Pire qu’une des sept plaies d’Egypte, la crise du Phylloxéra, en près de cinquante ans, a décimé une très grande partie du vignoble mondial. A la vitesse moyenne de 30 kilomètres par an, selon la densité des vignobles et l’influence des vents dominants.
la peste des vignes
Peu de pays producteurs auront éré épargnés. Arrivé de l’Est des Etats-Unis par inadvertance et introduit dans le Gard en 1863, le ravageur remonte petit à petit les vallées fluviales : il apparait dans les Bouches du Rhône en 1865, on le retrouve en Gironde en 1866, dans la vallée du Rhône en 1871, au Portugal puis en Suisse, en Autriche, dans le Cognaçais en 1872, le voilà en Allemagne en 1874, en Australie en 1875. La Bourgogne est atteinte en 1878, la Champagne en 1890, le Maroc en 1919, la Turquie en 1980, l’Arménie aujourd’hui…
A de rares exceptions comme ces vignes plantées dans des sols sablonneux, toutes celles dites «
» y passent.un ravageur en tête d’affiche
Curieuse idée que de monter une exposition sur un épisode aussi sombre, inscrit dans la mémoire collective comme un événement majeur du 19ème siècle au même titre que la défaite de Waterloo ou la Commune de Paris ? Une crise qui a provoqué la ruine de nombreux viticulteurs, un exode rural et une réaffectation des terres.
La réponse est dans l’angle éditorial de l’expo « Phylloxéra, une épopée humaine et scientifique ». Organisée sous forme d’un parcours dans les musées de la ville de Cognac, elle s’attache, en prenant l’exemple du vignoble cognaçais, à mettre en valeur un aspect méconnu de cette crise sanitaire : si cette exposition met en avant l’un des pires épisodes de l’histoire du vignoble charentais, elle souligne surtout la résilience collective dont a su faire preuve le monde viticole.

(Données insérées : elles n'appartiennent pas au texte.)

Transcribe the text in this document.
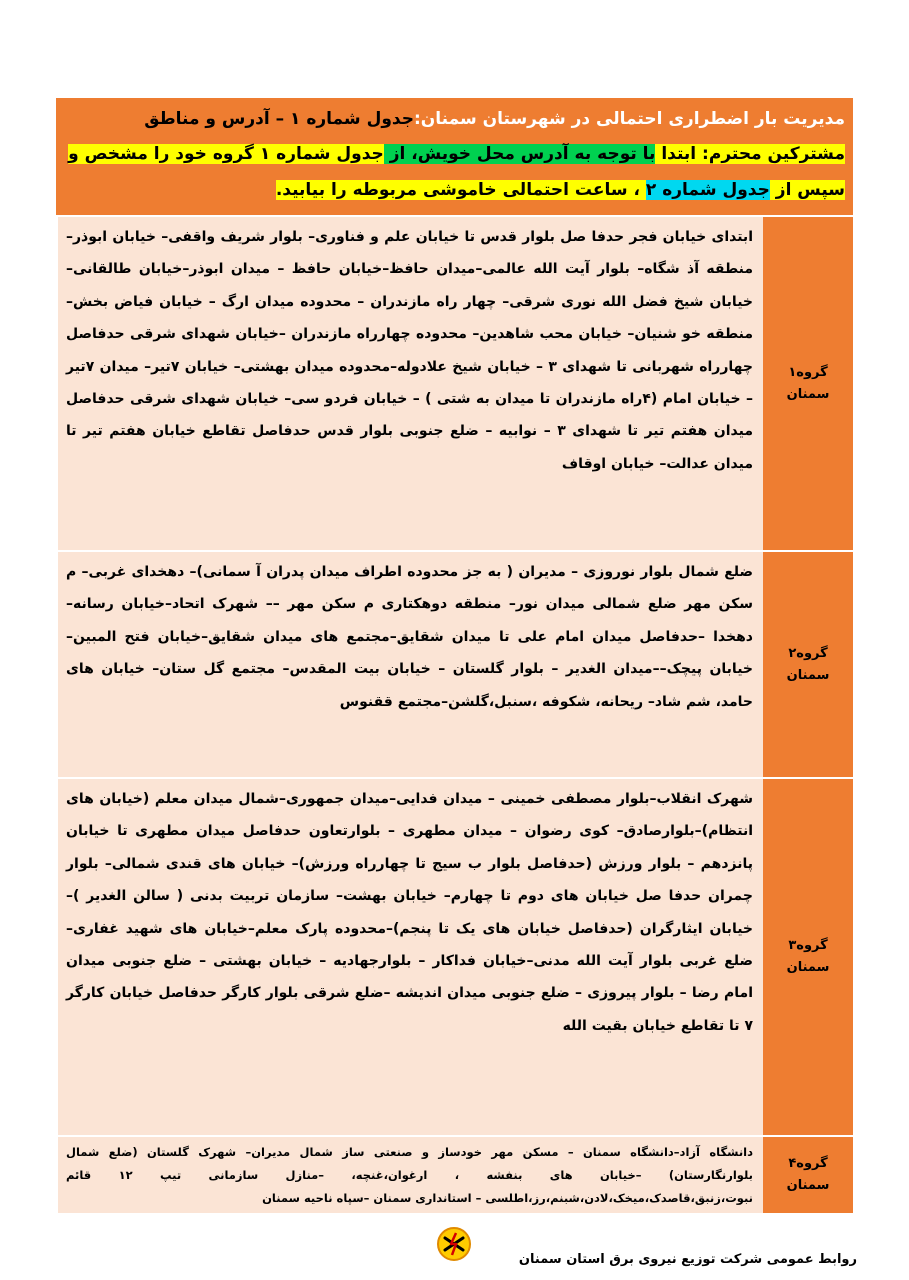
مدیریت بار اضطراری احتمالی در شهرستان سمنان:جدول شماره ۱ – آدرس و مناطق
مشترکین محترم: ابتدا با توجه به آدرس محل خویش، از جدول شماره ۱ گروه خود را مشخص و سپس از جدول شماره ۲ ، ساعت احتمالی خاموشی مربوطه را بیابید.
گروه۱
سمنان
ابتدای خیابان فجر حدفا صل بلوار قدس تا خیابان علم و فناوری– بلوار شریف واقفی– خیابان ابوذر–منطقه آذ شگاه– بلوار آیت الله عالمی–میدان حافظ–خیابان حافظ – میدان ابوذر–خیابان طالقانی–خیابان شیخ فضل الله نوری شرقی– چهار راه مازندران – محدوده میدان ارگ – خیابان فیاض بخش– منطقه خو شنیان– خیابان محب شاهدین– محدوده چهارراه مازندران –خیابان شهدای شرقی حدفاصل چهارراه شهربانی تا شهدای ۳ – خیابان شیخ علادوله–محدوده میدان بهشتی– خیابان ۷تیر– میدان ۷تیر – خیابان امام (۴راه مازندران تا میدان به شتی ) – خیابان فردو سی– خیابان شهدای شرقی حدفاصل میدان هفتم تیر تا شهدای ۳ – نوابیه – ضلع جنوبی بلوار قدس حدفاصل تقاطع خیابان هفتم تیر تا میدان عدالت– خیابان اوقاف
گروه۲
سمنان
ضلع شمال بلوار نوروزی – مدیران ( به جز محدوده اطراف میدان پدران آ سمانی)– دهخدای غربی– م سکن مهر ضلع شمالی میدان نور– منطقه دوهکتاری م سکن مهر –– شهرک اتحاد–خیابان رسانه– دهخدا –حدفاصل میدان امام علی تا میدان شقایق–مجتمع های میدان شقایق–خیابان فتح المبین–خیابان پیچک––میدان الغدیر – بلوار گلستان – خیابان بیت المقدس– مجتمع گل ستان– خیابان های حامد، شم شاد– ریحانه، شکوفه ،سنبل،گلشن–مجتمع ققنوس
گروه۳
سمنان
شهرک انقلاب–بلوار مصطفی خمینی – میدان فدایی–میدان جمهوری–شمال میدان معلم (خیابان های انتظام)–بلوارصادق– کوی رضوان – میدان مطهری – بلوارتعاون حدفاصل میدان مطهری تا خیابان پانزدهم – بلوار ورزش (حدفاصل بلوار ب سیج تا چهارراه ورزش)– خیابان های قندی شمالی– بلوار چمران حدفا صل خیابان های دوم تا چهارم– خیابان بهشت– سازمان تربیت بدنی ( سالن الغدیر )–خیابان ایثارگران (حدفاصل خیابان های یک تا پنجم)–محدوده پارک معلم–خیابان های شهید غفاری– ضلع غربی بلوار آیت الله مدنی–خیابان فداکار – بلوارجهادیه – خیابان بهشتی – ضلع جنوبی میدان امام رضا – بلوار پیروزی – ضلع جنوبی میدان اندیشه –ضلع شرقی بلوار کارگر حدفاصل خیابان کارگر ۷ تا تقاطع خیابان بقیت الله
گروه۴
سمنان
دانشگاه آزاد–دانشگاه سمنان – مسکن مهر خودساز و صنعتی ساز شمال مدیران– شهرک گلستان (ضلع شمال بلوارنگارستان) –خیابان های بنفشه ، ارغوان،غنچه، –منازل سازمانی تیپ ۱۲ قائم نبوت،زنبق،قاصدک،میخک،لادن،شبنم،رز،اطلسی – استانداری سمنان –سپاه ناحیه سمنان
روابط عمومی شرکت توزیع نیروی برق استان سمنان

Comment vivre après une telle épreuve ? Comment se développer et se réorganiser après un tel traumatisme ?
Voila l’ambition des organisateurs : les Distillateurs culturels, signature commune aux Musée d’art et d’histoire (MAH) et au Musée des savoir-faire du cognac (M’CO).
Avec un judicieux partage des tâches : au MAH l’histoire de la la crise sanitaire, et à quelques centaines de mètres, au M’CO les travaux de recherche, leur mise en oeuvre, les solutions.
Le tout dans une continuité scénographique très fluide.
un puceron au concours Lépine
Car ce n’est pas un puceron qui va résister aux vignerons : alors chacun y va de son initiative d’autant que l’Etat lance un concours ouvert à tous avec une prime à la clé. Qui ne sera jamais attribuée malgré plus de 5000 propositions plus ou moins fantaisistes…
On en retiendra trois : la submersion dans l’eau -mais encore faut-il en avoir sous la main- le traitement des racines par injection au sulfure de carbone -solution très couteuse- et le greffage des cépages sur porte greffe américains résistants à l’insecte. C’est cette solution qui finit par s’imposer.
Ironie du sort : c’est le continent qui nous a envoyé le puceron et qui nous apporte la solution salvatrice…
Cette expo met bien en valeur la façon dont le vignoble a été repensé, replanté selon des techniques et des méthodes qui ont toujours cours.
Avant la crise, en effet, les vignes poussent de façon dispersée : plantées plus densément, elles sont en foule c’est à dire qu’elles ne sont pas palissées comme aujourd’hui. La vigne en rangs s’imposera à cette époque.
Même si le monde agricole en sort traumatisé, l’après-crise du Phylloxéra apparaît comme le point de départ de la viticulture moderne. Si les vignobles aujourd’hui sont moins étendus, les récoltes sont de qualité.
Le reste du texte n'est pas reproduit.